— Ты всегда была дурой! — прорычал он. — Видишь, я жив! Перестань!
— Скажи мне! Скажи! — в ее голосе была мука. — Скажи мне! Что ты натворил?
— Натворил? Я?
— Что? Скажи мне! — она тяжело дышала. — Ну!
— Ты почти догадалась, — рычал он. — Да. Я бы натворил, но этот проклятый пресс встал на моем пути. Этот пресс спас его. Он не знает. Я бы... Что!
Голова матери поникла. Она доковыляла до стула и опустилась на него, ее руки безвольно повисли. При виде ее страшной бледности Давид расплакался.

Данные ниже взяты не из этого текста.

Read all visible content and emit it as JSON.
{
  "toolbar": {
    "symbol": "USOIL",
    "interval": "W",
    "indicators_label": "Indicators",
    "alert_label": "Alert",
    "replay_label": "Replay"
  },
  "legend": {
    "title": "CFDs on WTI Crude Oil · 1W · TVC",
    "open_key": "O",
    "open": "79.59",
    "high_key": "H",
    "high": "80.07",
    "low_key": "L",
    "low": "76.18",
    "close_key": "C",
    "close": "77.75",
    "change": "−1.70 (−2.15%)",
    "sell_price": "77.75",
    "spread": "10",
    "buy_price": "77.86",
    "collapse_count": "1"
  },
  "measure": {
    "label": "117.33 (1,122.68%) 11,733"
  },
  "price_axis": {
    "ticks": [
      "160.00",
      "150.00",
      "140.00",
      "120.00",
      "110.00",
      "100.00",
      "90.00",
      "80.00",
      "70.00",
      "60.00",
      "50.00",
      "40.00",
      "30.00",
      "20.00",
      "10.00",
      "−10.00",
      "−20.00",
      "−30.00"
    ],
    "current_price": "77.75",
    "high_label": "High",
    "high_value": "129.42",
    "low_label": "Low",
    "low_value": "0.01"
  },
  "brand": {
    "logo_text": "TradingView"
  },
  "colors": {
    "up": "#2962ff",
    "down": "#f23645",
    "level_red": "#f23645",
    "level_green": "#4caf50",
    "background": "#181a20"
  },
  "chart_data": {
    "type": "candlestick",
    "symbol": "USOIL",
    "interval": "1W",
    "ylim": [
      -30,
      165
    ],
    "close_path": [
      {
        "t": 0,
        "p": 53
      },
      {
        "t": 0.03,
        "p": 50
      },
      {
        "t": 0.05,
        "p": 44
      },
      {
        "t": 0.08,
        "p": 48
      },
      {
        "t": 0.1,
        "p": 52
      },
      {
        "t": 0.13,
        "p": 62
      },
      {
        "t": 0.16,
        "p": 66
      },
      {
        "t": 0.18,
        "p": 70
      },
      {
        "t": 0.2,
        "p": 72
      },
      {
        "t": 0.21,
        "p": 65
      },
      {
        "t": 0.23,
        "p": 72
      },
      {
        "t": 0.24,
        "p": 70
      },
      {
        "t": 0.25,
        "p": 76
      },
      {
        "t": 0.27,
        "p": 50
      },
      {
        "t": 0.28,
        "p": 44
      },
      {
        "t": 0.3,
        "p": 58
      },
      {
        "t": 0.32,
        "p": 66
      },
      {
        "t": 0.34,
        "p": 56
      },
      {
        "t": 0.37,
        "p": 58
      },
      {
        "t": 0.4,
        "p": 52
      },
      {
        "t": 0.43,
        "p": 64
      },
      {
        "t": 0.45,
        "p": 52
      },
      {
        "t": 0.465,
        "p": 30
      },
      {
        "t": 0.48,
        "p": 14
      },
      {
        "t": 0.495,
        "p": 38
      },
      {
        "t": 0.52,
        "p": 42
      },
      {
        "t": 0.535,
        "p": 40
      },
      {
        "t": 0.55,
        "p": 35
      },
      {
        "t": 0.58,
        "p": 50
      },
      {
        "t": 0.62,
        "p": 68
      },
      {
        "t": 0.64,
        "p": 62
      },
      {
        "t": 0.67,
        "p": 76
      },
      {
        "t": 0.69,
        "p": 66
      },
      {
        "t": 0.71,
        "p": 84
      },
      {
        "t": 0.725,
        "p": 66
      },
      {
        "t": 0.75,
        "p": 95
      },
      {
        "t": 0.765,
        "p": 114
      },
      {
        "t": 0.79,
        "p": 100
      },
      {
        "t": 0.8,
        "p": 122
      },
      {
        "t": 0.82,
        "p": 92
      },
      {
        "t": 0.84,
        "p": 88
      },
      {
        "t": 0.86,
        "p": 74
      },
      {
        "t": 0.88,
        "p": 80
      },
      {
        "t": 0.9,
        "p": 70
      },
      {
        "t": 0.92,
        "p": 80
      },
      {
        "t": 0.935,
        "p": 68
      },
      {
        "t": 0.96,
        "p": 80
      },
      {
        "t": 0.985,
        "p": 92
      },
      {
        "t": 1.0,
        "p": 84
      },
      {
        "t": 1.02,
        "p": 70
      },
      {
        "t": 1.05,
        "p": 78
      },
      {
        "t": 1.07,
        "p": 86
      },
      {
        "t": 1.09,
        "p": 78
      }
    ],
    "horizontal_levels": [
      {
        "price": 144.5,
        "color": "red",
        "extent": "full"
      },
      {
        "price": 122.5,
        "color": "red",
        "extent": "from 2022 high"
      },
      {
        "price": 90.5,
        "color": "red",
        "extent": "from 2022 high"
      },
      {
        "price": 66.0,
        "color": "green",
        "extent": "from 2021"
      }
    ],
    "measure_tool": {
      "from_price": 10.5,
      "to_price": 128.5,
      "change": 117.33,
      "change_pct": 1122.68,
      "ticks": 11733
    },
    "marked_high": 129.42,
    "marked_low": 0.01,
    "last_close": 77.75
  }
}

— Ба-а! — сердито усмехнулся отец. — Клянусь Богом, я думал — ты мудрее, — он подошел к раковине, наполнил стакан водой и прижал его край к ее губам. Вода бежала по подбородку и капала на платье. — И это ты падаешь в обморок! — упрекнул он горько.
— Все в порядке, — слабо промолвила мать, поднимая голову, — все в порядке, Альберт. Но... но ты не ударил его?
— Нет! — дико закричал отец. — Я говорил тебе, что нет! Он убежал. Ты что, переживаешь за него больше, чем за меня?
— Нет! Нет!
— Тогда почему ты падаешь в обморок? Это только палец. Пресс. Я не был достаточно проворен. Ты не переживала так, когда мне отхватило ноготь с пальца!
Мать вздрогнула.
— Он еще на месте, мой палец, если это тебя волнует. Если бы вы не оглушили меня своими криками, я бы тебе раньше сказал. Помоги мне снять пальто.
Она поднялась, шатаясь, и приняла пальто.
— Будь он проклят! — бормотал отец. — Вероломная собака! Пусть божье пламя превратит его в свечу! "У тебя нет привилегий по сравнению с другими", вот, что он мне сказал. Да не приставай ко мне! Я не нуждаюсь в поддержке!
Он уставился на завязанную бинтом руку, которая теперь, когда отец был без пальто, казалась Давиду сквозь слезы разбухшей вдвое.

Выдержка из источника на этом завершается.